Principal Chemist - IPS-Synthesis & API Mfg

MRI Global•Kansas City, MO

About The Position

The Senior / Principal Chemist is a hands-on, senior technical contributor within the synthetic chemistry and API manufacturing group. The primary focus of this role is the day-to-day execution of small molecule chemistry. Responsibilities include route and process development, optimization, and current Good Manufacturing Practice (cGMP) manufacturing in support of early-phase clinical API production. As part of a highly collaborative and integrated team, the successful candidate will contribute across all aspects of small molecule synthesis, from laboratory development through cGMP batch execution, in compliance with 21 CFR Parts 210 and 211. The role works closely with analytical development and quality assurance to deliver high-quality drug substance for early-phase clinical studies.

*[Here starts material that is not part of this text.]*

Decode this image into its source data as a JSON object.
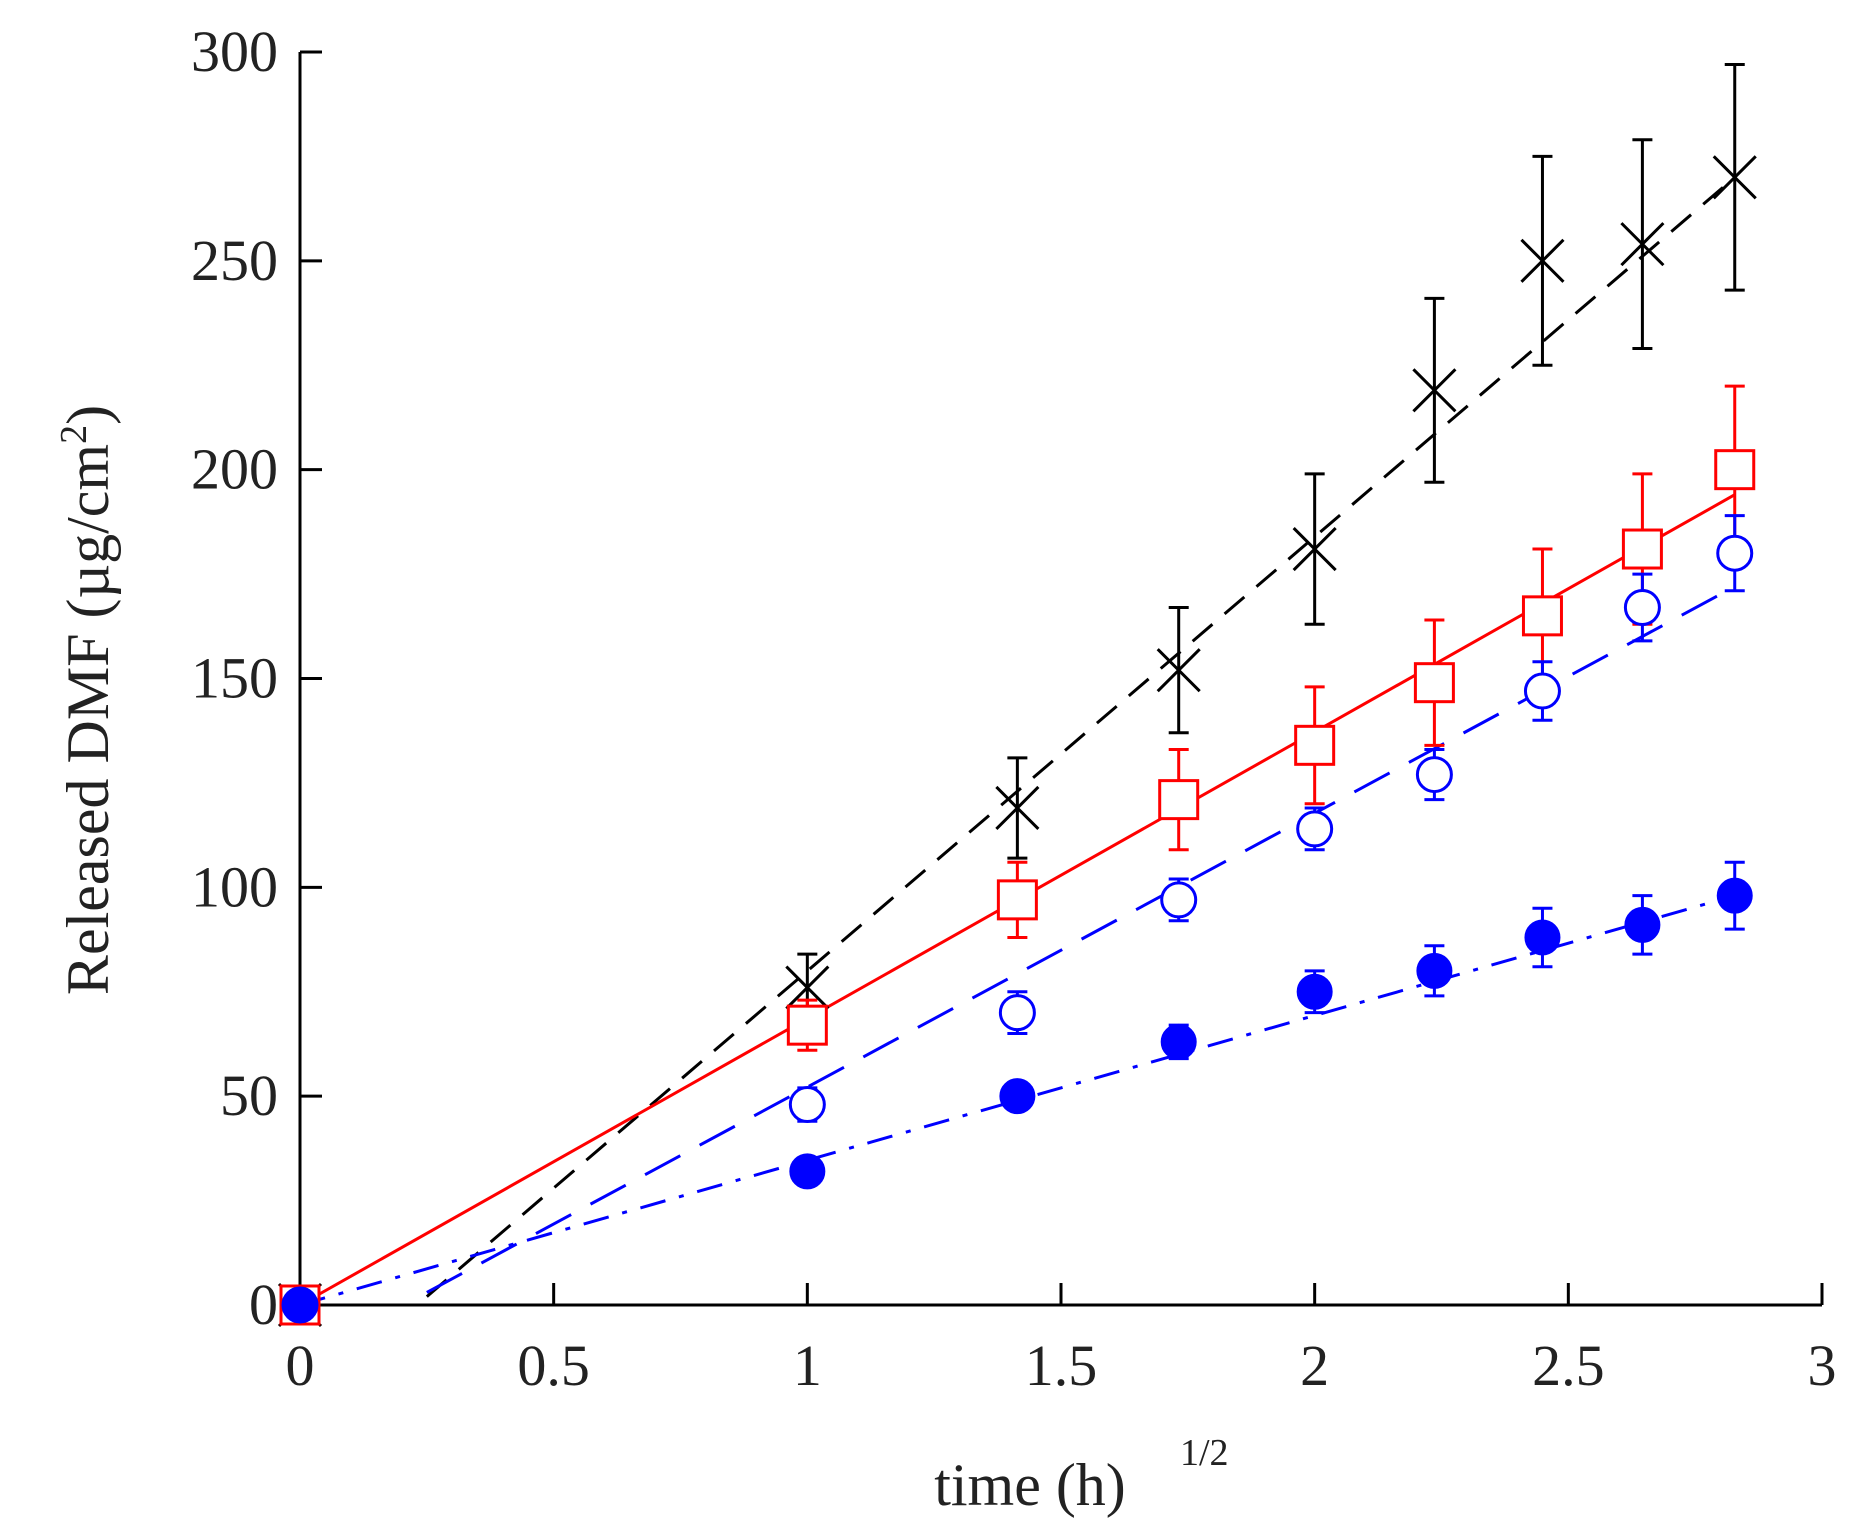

This is an individual-contributor role with a clear path to grow into a technical leadership position for the right candidate.

Requirements

Demonstrated hands-on experience in synthetic organic chemistry.
PhD in Chemistry, Pharmaceutical Sciences, or a related field with 4+ years of relevant experience; or MS in a related field with approximately 7+ years of relevant experience; or BS in a related field with approximately 10+ years of relevant experience.
Ability to draft and follow protocols, SOPs, test plans, and batch records.
Effective written and oral communication, including the ability to convey technical detail to non-specialists and clients.
Ability to thrive in a fast-paced, dynamic team environment where breadth and flexibility are essential.

Nice To Haves

Familiarity with cGMP drug substance manufacturing and FDA requirements.
Experience in process chemistry, API process development, and cGMP drug substance manufacturing.
Aptitude and interest in growing into a technical leadership role.

Responsibilities

Perform hands-on synthesis of small molecule APIs and intermediates at laboratory scale (milligram to multi-gram quantities).
Draft, review, and execute cGMP manufacturing batch records for drug substance under cGMP conditions, while supporting non-cGMP laboratory operations as needed.
Carry out route scouting, process development, and optimization to define safe, scalable, and reproducible processes.
Support scale-up and technical transfer of API processes from the laboratory to early-phase manufacturing scale (multi-kilogram quantities).
Characterize intermediates and products and interpret data from analytical techniques such as IR, MS, NMR, and U/HPLC, in coordination with analytical development.
Maintain accurate, contemporaneous documentation, including laboratory records, protocols, and batch records.
Contribute to technical problem-solving and risk mitigation in support of client-sponsored programs, including participation in technical discussions and data reviews.
Apply solid organic synthesis fundamentals and process chemistry expertise to solve technically complex and ambiguous problems.
Apply phase-appropriate cGMP and FDA guidance, including 21 CFR 210/211, ICH Q7, ICH Q11, and other relevant ICH guidelines, as well as pharmacopeial standards (USP, EP).
Contribute to Chemistry, Manufacturing, and Controls (CMC) documentation supporting Investigational New Drug (IND) filings.
Apply DOE and QbD approaches to develop robust API processes, where appropriate.
Take ownership of assigned equipment and instrumentation, including routine maintenance, qualification support, and safe operation.
Support laboratory cGMP compliance, safety practices, and a clean, well-organized work environment.
Provide informal technical guidance and mentorship to junior staff as appropriate.
Over time, take on task lead responsibilities and grow toward a broader technical leadership role.